Eine Oase mit Büchern und Toiletten
Aus der ersten modernen Buchhandlung in Kairo, von zwei Schwestern 2002 gegründet, ist ein Firmenimperium geworden
Der Mann, der in die neue Buchhandlung „Diwan“in der Straße des 26. Juli kommt, sagt: „Ich will mit dem Eigentümer sprechen!“– „Ich bin die Eigentümerin.“– „Ich will dieses Buch zurückgeben.“
Was nicht in Ordnung war, fragt die Buchhändlerin. „Ich habe es gekauft und gelesen. Es gefällt mir nicht. Ich will mein Geld zurück.“
„Wir sind keine Leihbücherei.“– „Sollten sie aber sein.“
So war das x-mal in den ersten Monaten, nachdem die 27-jährige Nadia Wassef, ihre Schwester Hind und Freundin Nihal in Kairo die erste moderne Buchhandlung aufgesperrt hatten. Ein Privatunternehmen, links Café, rechts – weil es Menschen in Geschäften automatisch nach rechts zieht – die Regale voller Bücher.
Gästehaus
Dabei hatte, bei der Lizenzvergabe, der gelangweilte Beamte den Kopf geschüttelt: „Ein Geschäftslokal kann immer nur für einen Zweck eine Lizenz erhalten.“
Kann ich nicht am Tag Lehrerin sein und abends als Bauchtänzerin arbeiten?
Beamter: „Ein Mensch mit zwei Seelen ist ein Lügner.“
Also gut, dann ist es halt nur eine Buchhandlung ... in der Karottenkuchen und Kaffee serviert werden und Nachhilfelehrerinnen ihre Schüler unterrichten und Frauen aufs WC gehen können, denn öffentliche Toiletten gibt es in Kairo nur in Moscheen und Kirchen.
Einige kommen deswegen in den „Diwan“...
Der Name hat auch die Bedeutung: Versammlungsort, Gästehaus.

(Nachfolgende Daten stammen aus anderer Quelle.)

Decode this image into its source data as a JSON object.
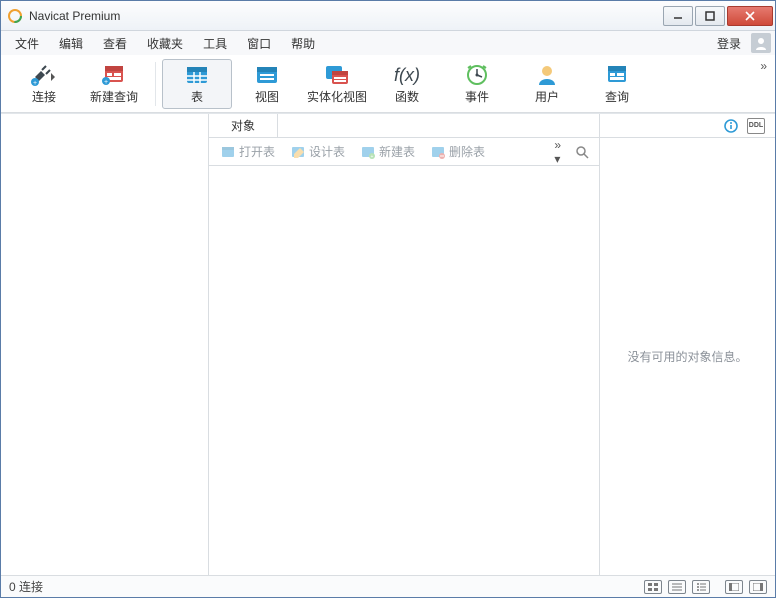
{
  "window": {
    "title": "Navicat Premium"
  },
  "menu": {
    "items": [
      "文件",
      "编辑",
      "查看",
      "收藏夹",
      "工具",
      "窗口",
      "帮助"
    ],
    "login": "登录"
  },
  "toolbar": {
    "connect": "连接",
    "new_query": "新建查询",
    "table": "表",
    "view": "视图",
    "materialized_view": "实体化视图",
    "function": "函数",
    "event": "事件",
    "user": "用户",
    "query": "查询"
  },
  "mid": {
    "tab_objects": "对象",
    "actions": {
      "open_table": "打开表",
      "design_table": "设计表",
      "new_table": "新建表",
      "delete_table": "删除表"
    }
  },
  "right": {
    "empty": "没有可用的对象信息。"
  },
  "status": {
    "connections": "0 连接"
  }
}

... aber noch mehr Ägypterinnen und Ägypter kaufen Bücher – arabische, englische, französische. Anfangs selten Hardcover. Zu teuer.
Zwar hatte Ägypten in den 1950ern aufgehört, das geschriebene Wort zu schätzen, und kaum jemand las.
Aber man konnte die Menschen wieder hungrig machen. Plötzlich gab es Romane jüngerer ägyptischer Schriftsteller.
„Diwan“veröffentlichte Bestsellerlisten, so etwas gab es vorher nicht, und nun strengten sich die Verlage an. (Nagib Mafuhs’ „Kairoer Trilogie“lag lange Zeit vorn.)
Nur HeimhandwerkerBücher bleiben liegen: Ägypter holen sich Handwerker, sie basteln nicht selbst.
„Diwan“ist Nadia Wassefs Liebeserklärung an Ägypten. Und „Jeden Tag blättert das Schicksal eine Seite um“ist die Liebeserklärung
an die Buchhandlung bzw. Buchhandlungen: Seit der Eröffnung des ersten „Diwan“am 8. März 2002, am Weltfrauentag, sind es zehn Filialen mit 150 Angestellten geworden,
In den staatlichen Buchhandlungen können die Geschäftsführer, die sich sowieso ungern erheben, um für Studenten die verlangte Broschüre mit den verrosteten Heftklammern und dem zerrissenen Einband aus zentimeterhohem Staub hervorzuholen, sitzen bleiben und in die Zeitung schauen. Es ist dort jetzt noch weniger los.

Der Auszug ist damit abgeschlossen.